Former MP spends less than colleagues | Data

FORMER Calare MP John Cobb was the most frugal of the region’s three federal members in the six months to June, but he says there’s no mystery as to why.

Mr Cobb retired in May and has since been replaced by former member for Orange Andrew Gee.

Compared to fellow Nationals, Riverina MP Michael McCormack and Parkes MP Mark Coulton, Mr Cobb spent the least.

He spent $6279 in travelling allowances, $97.30 in overseas travel, $2544.24 in domestic airfares, nothing in charter costs and $22,741.11 in car costs.

Office facilities cost him $54,263.97, while administrative costs were $78,520.98.

Telecommunications cost the taxpayer $5829.42 and he claimed $103.74 in family travel costs.

“It’s pretty obvious [why it was less] – I didn’t travel as much, Mark has a bigger electorate and Michael’s on the frontbench,” he said.

“It’s common sense, it’s not rocket science.”

After Health Minister Sussan Ley stood aside pending an investigation into her purchase of a $795,000 Gold Coast apartment on a taxpayer-funded trip classed as official business, Mr Cobb said he wouldn’t comment on her circumstances.

“It’s no good people saying it should be black and white because the situation is rarely black and white,” he said.

“If it’s too lax, the wrong thing can happen.”

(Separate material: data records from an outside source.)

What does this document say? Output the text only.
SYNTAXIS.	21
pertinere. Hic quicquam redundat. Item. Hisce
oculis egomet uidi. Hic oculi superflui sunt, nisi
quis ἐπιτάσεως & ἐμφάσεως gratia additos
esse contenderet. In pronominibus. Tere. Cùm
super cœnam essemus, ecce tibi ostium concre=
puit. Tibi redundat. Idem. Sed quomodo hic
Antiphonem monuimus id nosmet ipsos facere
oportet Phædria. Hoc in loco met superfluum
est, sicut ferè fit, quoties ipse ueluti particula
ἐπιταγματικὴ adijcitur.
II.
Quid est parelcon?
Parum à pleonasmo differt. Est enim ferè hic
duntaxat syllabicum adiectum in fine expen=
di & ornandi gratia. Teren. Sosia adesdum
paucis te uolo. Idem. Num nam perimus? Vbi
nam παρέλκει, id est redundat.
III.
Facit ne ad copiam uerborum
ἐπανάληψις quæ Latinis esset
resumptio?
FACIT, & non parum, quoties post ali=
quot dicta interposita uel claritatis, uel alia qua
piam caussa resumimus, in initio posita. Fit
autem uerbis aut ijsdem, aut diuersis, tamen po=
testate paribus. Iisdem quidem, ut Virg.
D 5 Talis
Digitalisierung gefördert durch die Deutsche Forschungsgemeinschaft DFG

Mr McCormack defended the government’s handling of Ms Ley while her entitlement claims were investigated and Department of Prime Minister and Cabinet secretary Martin Parkinson would objectively determine whether expenses were rorted or not. 

“It’s right that Sussan Ley steps aside,” he said. 

“Travel allowances come from taxpayers’ hard-earned money and they need to be put through proper scrutiny.”

Charles Sturt University politics lecturer Troy Whitford conceded flights worth $3900 wouldn’t blow a hole in the national budget, but charging the public purse “treated voters with contempt”.

“It might not be illegal, it might not even be against regulations, but come on, common sense says you shouldn't be using taxpayers funds for personal travel and enjoyment,” he said.

“It goes back to political integrity; it's not so much about the sum of money, it's the trust we put in politicians to serve our best interests.

“If we start lowering the bar – saying we all cheat here and there – it's a slippery slope to corruption.”